J'inverse nos positions avec autorité pour me retrouver assis sur ses hanches. Ses mains se posent sur mes cuisses. J'en profite pour envoyer valser mon t-shirt. Ses mains remontent alors sur mon torse. Je frissonne. Il s'attarde sur mes profondes cicatrices, les retrace une par une. Je suis mal à l'aise. Je me rappelle d'une époque où je gardais toujours ma chemise pendant le sexe. Pour cacher ces souvenirs d'Harry, de Voldemort ainsi que ma Marque des Ténèbres.
J'ai peur. Peur qu'il me repousse soudainement. Peur de le dégoûter. As-tu réellement envie de coucher avec moi, Harry, maintenant que tu te rappelles de qui je suis ? Un Mangemort au corps défiguré par la magie noire. Mais il ne me repousse pas. Son examen ressemble à une caresse, si bien que je m'y soumets sans peine.
J'ai envie de lui dire que je ne lui en veux pas et qu'il n'est de toute manière pas responsable de toutes ces entailles. Mais encore une fois, les mots restent bloqués. Lui non plus ne dit rien. Ses lèvres sont closes et il n'y a pas assez de lumière pour me permettre de déchiffrer son regard.
Mes yeux se sont habitués à l'obscurité et la lumière des réverbères dehors est plus que bienvenue. Il n'y a pas fermé les rideaux et je ne vais pas m'en plaindre. Je le contemple, mes mains posées sur son torse, penché vers l'avant de façon à placer mon visage au-dessus du sien. On se dévisage en silence. J'ai le souffle court. Sous mes doigts, je sens son cœur battre à toute vitesse.
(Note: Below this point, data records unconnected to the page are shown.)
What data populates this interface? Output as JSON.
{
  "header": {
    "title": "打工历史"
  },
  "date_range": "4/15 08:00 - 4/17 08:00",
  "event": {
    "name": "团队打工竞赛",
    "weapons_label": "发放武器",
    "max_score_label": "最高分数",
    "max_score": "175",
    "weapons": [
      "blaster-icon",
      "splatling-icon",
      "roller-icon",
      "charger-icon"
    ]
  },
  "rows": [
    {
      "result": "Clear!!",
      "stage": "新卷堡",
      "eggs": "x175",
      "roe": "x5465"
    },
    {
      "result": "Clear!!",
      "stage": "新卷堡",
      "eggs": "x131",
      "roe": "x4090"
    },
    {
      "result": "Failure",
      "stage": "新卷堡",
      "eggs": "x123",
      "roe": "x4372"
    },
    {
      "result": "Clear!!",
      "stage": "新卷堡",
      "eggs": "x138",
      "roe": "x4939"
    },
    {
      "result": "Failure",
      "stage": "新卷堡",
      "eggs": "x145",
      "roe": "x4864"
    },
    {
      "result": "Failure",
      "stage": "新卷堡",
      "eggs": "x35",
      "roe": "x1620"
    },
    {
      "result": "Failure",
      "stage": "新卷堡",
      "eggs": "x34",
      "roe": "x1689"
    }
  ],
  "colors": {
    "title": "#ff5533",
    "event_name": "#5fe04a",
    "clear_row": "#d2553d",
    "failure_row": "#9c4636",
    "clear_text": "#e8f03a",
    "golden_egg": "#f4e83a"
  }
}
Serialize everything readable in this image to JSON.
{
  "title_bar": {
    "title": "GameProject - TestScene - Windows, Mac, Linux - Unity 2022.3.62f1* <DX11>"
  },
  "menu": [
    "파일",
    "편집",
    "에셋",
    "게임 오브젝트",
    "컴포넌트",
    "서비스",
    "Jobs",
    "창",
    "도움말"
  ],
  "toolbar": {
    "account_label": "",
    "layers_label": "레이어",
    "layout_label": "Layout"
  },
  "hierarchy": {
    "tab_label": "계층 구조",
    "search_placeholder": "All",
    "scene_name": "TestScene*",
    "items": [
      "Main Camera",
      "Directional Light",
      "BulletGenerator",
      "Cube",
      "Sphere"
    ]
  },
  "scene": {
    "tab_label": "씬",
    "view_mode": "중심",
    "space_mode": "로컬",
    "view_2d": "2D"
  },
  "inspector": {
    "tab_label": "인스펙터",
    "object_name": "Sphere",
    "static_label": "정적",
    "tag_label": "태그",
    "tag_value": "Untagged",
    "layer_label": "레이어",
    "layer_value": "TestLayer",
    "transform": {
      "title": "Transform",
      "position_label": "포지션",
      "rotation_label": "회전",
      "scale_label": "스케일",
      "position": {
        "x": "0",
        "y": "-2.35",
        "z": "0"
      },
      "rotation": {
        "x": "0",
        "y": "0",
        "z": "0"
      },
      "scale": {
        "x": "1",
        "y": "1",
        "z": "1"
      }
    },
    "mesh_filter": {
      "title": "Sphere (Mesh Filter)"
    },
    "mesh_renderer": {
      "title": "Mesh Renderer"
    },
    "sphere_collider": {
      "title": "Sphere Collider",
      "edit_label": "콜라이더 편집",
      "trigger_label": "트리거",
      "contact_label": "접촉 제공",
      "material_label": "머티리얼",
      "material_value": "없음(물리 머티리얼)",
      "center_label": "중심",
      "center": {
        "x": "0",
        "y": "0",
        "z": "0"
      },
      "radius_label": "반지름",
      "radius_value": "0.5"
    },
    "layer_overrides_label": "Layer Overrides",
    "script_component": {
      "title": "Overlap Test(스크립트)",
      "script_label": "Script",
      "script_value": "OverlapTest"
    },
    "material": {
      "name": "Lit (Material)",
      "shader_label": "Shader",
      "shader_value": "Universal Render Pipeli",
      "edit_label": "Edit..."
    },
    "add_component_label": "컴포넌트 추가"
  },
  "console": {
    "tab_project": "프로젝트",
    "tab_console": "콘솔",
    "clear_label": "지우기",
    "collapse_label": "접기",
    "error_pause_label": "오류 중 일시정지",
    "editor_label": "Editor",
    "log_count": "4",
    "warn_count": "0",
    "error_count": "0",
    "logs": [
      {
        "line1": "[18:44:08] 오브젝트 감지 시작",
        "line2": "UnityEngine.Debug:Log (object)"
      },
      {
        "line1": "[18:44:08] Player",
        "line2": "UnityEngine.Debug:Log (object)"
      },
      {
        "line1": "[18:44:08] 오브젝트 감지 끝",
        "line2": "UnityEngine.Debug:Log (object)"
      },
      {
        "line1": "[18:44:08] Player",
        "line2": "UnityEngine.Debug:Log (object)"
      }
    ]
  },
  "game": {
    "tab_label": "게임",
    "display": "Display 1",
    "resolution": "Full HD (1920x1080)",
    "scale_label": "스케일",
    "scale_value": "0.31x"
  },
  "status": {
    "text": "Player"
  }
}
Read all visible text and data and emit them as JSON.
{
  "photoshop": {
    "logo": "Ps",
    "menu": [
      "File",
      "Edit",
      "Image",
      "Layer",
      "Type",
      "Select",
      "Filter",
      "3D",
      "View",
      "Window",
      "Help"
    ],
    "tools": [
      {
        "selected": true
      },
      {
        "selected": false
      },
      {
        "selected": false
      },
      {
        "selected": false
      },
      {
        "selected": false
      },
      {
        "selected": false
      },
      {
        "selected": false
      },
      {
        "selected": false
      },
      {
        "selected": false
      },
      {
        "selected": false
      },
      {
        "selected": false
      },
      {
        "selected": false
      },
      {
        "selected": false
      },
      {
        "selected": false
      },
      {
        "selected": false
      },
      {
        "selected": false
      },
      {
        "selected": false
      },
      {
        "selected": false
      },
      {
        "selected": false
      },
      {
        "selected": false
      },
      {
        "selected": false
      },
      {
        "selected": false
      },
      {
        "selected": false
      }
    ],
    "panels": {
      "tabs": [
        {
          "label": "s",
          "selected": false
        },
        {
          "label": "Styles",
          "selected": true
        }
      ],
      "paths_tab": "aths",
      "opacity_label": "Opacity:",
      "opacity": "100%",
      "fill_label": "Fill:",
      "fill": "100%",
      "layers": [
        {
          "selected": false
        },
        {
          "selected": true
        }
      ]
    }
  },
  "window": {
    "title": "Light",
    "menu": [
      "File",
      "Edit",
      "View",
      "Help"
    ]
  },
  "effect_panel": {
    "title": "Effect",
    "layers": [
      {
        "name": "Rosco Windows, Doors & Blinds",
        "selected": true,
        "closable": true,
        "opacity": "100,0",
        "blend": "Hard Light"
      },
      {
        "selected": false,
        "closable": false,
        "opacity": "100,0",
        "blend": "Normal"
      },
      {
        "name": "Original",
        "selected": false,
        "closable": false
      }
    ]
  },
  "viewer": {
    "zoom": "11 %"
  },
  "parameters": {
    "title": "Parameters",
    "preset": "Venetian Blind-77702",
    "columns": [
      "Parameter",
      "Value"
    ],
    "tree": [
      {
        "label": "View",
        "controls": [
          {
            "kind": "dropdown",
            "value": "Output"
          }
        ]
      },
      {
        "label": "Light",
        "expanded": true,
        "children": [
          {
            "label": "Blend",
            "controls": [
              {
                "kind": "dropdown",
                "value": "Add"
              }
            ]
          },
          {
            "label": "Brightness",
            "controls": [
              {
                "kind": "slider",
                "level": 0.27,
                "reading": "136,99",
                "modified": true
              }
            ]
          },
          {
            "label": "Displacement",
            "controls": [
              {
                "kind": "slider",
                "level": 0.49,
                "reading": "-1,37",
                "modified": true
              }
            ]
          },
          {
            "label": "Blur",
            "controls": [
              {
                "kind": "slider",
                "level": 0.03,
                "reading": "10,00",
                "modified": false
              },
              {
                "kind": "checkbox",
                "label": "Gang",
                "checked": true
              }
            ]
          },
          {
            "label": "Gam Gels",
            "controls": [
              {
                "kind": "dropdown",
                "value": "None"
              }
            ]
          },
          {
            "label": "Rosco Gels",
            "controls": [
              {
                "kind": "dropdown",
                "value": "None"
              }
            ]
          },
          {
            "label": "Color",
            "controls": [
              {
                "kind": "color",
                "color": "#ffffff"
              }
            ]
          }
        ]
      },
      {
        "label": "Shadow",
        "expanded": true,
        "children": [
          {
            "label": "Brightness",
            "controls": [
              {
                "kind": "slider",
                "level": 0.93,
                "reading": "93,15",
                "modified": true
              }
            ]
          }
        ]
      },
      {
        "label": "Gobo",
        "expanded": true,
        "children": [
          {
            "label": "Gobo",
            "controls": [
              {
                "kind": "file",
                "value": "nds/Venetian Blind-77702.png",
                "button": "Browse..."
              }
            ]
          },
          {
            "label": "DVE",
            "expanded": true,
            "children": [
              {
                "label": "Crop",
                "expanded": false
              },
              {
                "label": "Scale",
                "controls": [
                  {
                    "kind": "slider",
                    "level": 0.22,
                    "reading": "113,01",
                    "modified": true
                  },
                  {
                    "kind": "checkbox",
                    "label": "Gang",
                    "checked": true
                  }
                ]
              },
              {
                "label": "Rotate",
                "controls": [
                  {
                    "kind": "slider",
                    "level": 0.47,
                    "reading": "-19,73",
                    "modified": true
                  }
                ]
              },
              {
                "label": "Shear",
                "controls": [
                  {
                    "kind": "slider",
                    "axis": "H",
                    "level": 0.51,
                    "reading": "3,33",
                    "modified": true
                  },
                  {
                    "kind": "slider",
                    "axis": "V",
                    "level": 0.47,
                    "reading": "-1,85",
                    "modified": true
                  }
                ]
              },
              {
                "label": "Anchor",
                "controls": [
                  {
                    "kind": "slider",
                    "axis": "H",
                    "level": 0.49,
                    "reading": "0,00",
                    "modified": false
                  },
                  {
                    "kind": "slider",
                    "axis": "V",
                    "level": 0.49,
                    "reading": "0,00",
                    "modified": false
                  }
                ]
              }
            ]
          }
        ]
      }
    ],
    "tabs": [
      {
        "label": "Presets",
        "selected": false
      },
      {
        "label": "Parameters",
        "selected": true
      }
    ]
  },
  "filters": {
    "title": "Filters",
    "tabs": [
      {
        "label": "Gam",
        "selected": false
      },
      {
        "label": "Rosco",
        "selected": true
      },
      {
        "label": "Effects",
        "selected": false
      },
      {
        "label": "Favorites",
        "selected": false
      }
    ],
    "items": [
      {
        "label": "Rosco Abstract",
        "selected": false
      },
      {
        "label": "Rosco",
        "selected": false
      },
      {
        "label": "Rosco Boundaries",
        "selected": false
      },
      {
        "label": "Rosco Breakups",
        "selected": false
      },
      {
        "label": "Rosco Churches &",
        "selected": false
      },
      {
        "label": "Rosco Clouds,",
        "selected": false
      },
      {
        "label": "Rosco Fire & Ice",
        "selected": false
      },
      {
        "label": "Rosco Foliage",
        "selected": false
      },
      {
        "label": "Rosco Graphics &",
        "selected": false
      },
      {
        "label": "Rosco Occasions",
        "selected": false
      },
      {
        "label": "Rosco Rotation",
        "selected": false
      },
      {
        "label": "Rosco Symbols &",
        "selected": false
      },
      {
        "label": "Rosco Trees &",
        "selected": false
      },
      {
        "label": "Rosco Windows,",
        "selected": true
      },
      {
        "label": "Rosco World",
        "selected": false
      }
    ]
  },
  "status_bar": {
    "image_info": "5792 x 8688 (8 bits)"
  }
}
Il lève sa main droite. Je crois pendant un instant qu'il va m'attraper la nuque pour m'attirer à lui et m'embrasser à nouveau, mais il attrape ma natte dont l'extrémité frôle son cou. Je ne pensais pas qu'il était possible de retirer un élastique de façon aussi sensuelle. Je retiens mon souffle. Il commence à défaire la tresse avec ses doigts. Je le regarde faire, immobile. Il y a quelque chose de profondément intime dans ce geste. Quelque chose de tendre. Progressivement, sa main remonte dans mes cheveux, jusqu'à ce qu'il les ait totalement libérés.
J'aimerais qu'il dise quelque chose. N'importe quoi. Que je suis beau. Qu'il a envie de moi. Ou juste mon prénom. Dans un murmure. Ça me suffirait. Mais il ne desserre même pas les lèvres, si bien que je n'ose pas briser ce silence. J'ai peur. Peur de briser l'instant. Peur de faire le geste de trop. Peur de tout gâcher.
Sa main sur ma nuque. Il m'attire à lui. On s'embrasse encore. Je ne me laisserai jamais de ses baisers. Ils sont exigeants. Et passionnés. J'ai l'impression de me faire dévorer. Il finit par me faire rouler sur le côté pour être sur moi. J'ai mes cheveux devant les yeux et dans la bouche, lui ça n'a pas l'air de le perturber outre mesure. Sa bouche quitte la mienne pour s'attarder sur ma mâchoire, descendre dans mon cou, puis sur mon torse. Après avoir dégagé mon visage de ma chevelure déjà emmêlée, je ferme les yeux pour profiter du moment. Il lèche ma peau, griffe mes flancs et mord mes épaules. Cette fois, je n'arrive pas à contrôler mes gémissements. Je me tords sous ses assaults alors que ses lèvres descendent de plus en plus bas.
Il m'aide à retirer mon pantalon. Je relève les hanches, impatient. Mes mains trouvent le chemin de ses cheveux. Je ne sais pas d'où il sort ce préservatif moldu, mais je suis à des kilomètres de m'attarder sur ce détail aussi insignifiant. Je ferme les yeux et laisse ma tête reposer dans l'oreiller. Oui, Harry… s'il te plaît…
Sa langue me caresse, remonte le long de mon sexe. Je soupire. Enfin… Ses mains accompagnent ses baisers. Je m'enfonce un peu plus dans les oreillers. Je n'ose même pas baisser les yeux de peur que cette vision d'Harry entre mes jambes ne m'achève en quelques secondes. Ça y est, il me prend dans sa bouche. Elle est brûlante. J'accompagne ses va-et-viens avec mes hanches. C'est tellement bon. Mais ce n'est pas assez.
Avec n'importe quel autre partenaire, j'aurais simplement demandé à ce qu'il me mette des doigts. Je ne suis pas du genre à jouer des prudes. Mais cette fois n'est pas ordinaire. J'ai l'impression d'avoir seize ans, avec la gêne et la peur de mal faire qui va avec. Impossible d'ouvrir la bouche.
Heureusement Harry est plus entreprenant que moi. Je sens deux doigts humides de lubrifiant en moi. Je relève le bassin en espérant que cela suffise à lui faire comprendre mon envie. Je veux tellement qu'il me baise. Et vite. Le plaisir de la fellation couplé à celui de ses doigts qui stimulent les zones les plus sensibles de mon corps est presque trop fort. J'ai honte des gémissements qui m'échappent. Honte de mon corps qui se contorsionne dans les draps et réclame plus.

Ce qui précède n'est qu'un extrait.